The Lucky Ones

One Family and the Extraordinary Invention of Chinese America
The Lucky Ones: One Family and the Extraordinary Invention of Chinese America. Houghton Harcourt. 2010. c.304p. photogs. ISBN 9780618651160. $26. HIST
The entrance of a new immigrant ethnic group into the American middle class is often studied through numbers and statistics; however, Ngai (history, Columbia Univ.; Impossible Subjects: Illegal Aliens and the Making of Modern America) approaches the creation of the Chinese American middle class experience through a three-generation narrative of the Tape Family, beginning with Joseph Tape and Mary McGaldery Tape—or Jeu Dip (in Mandarin Zhao Qia) and Mary, whose Chinese name was never recorded. Their story encapsulates their complex mission to attain the comforts of middle class existence by adopting the culture of the American marketplace—anglicizing their surname, living away from San Francisco's Chinatown and other Chinese, and distancing themselves from the traditional manual labors of immigrants.
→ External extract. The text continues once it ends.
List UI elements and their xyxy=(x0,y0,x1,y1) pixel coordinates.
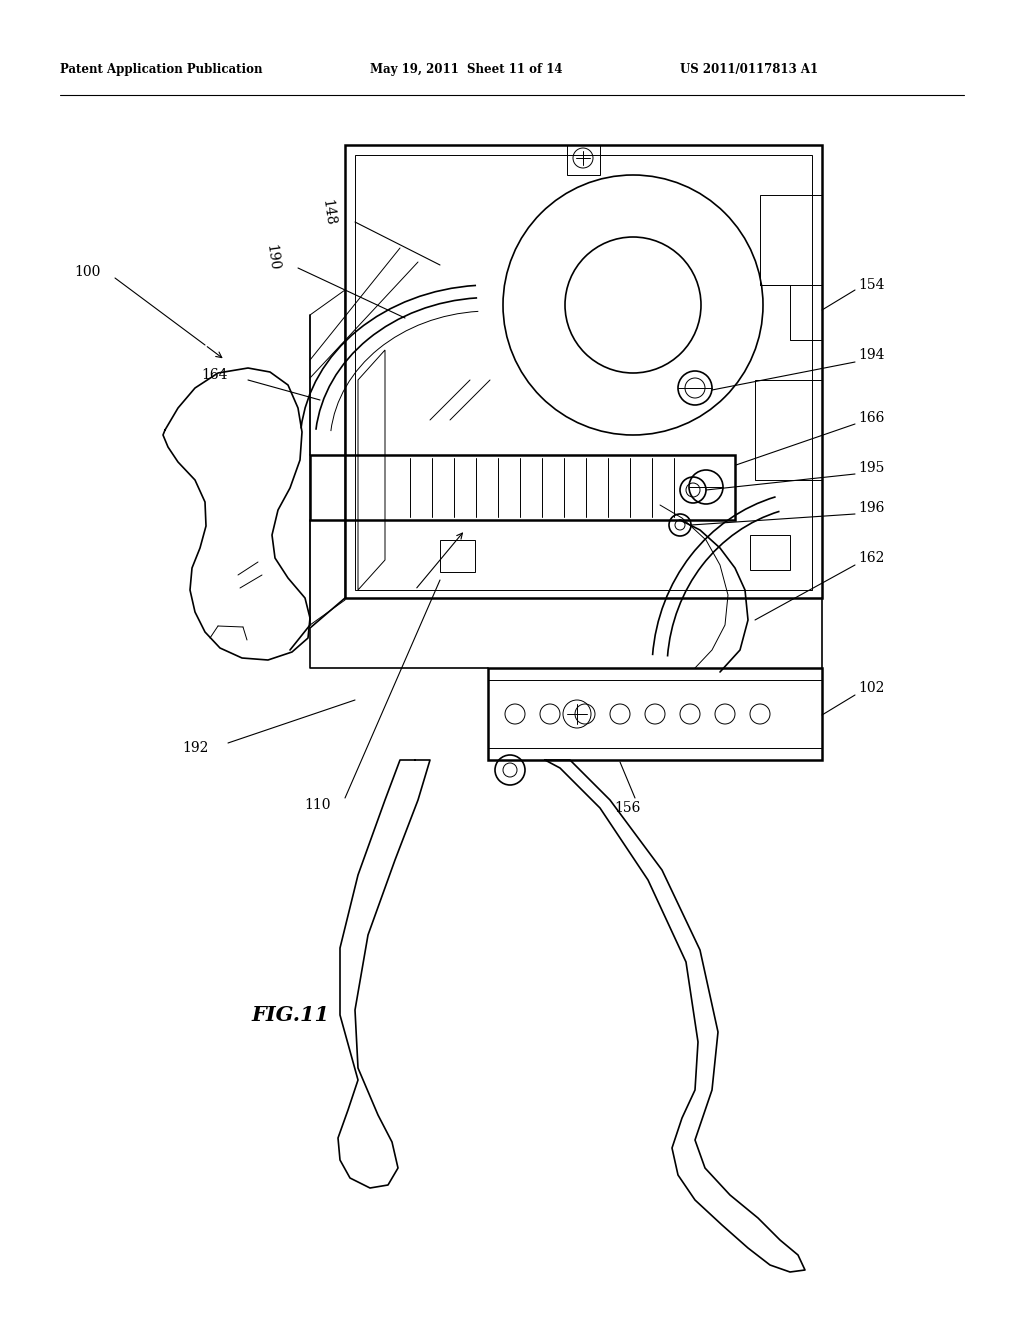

The Tapes were crusaders of equal rights for Chinese and fought to desegregate the schools, yet their motives were as self-promoting as they were altruistic.
VERDICT Ngai has written a remarkable chronicle of one particular multigenerational family. This scholarly, heavily footnoted book can be read by both laypersons and serious scholars interested in minority American history, social change, and ethnic studies.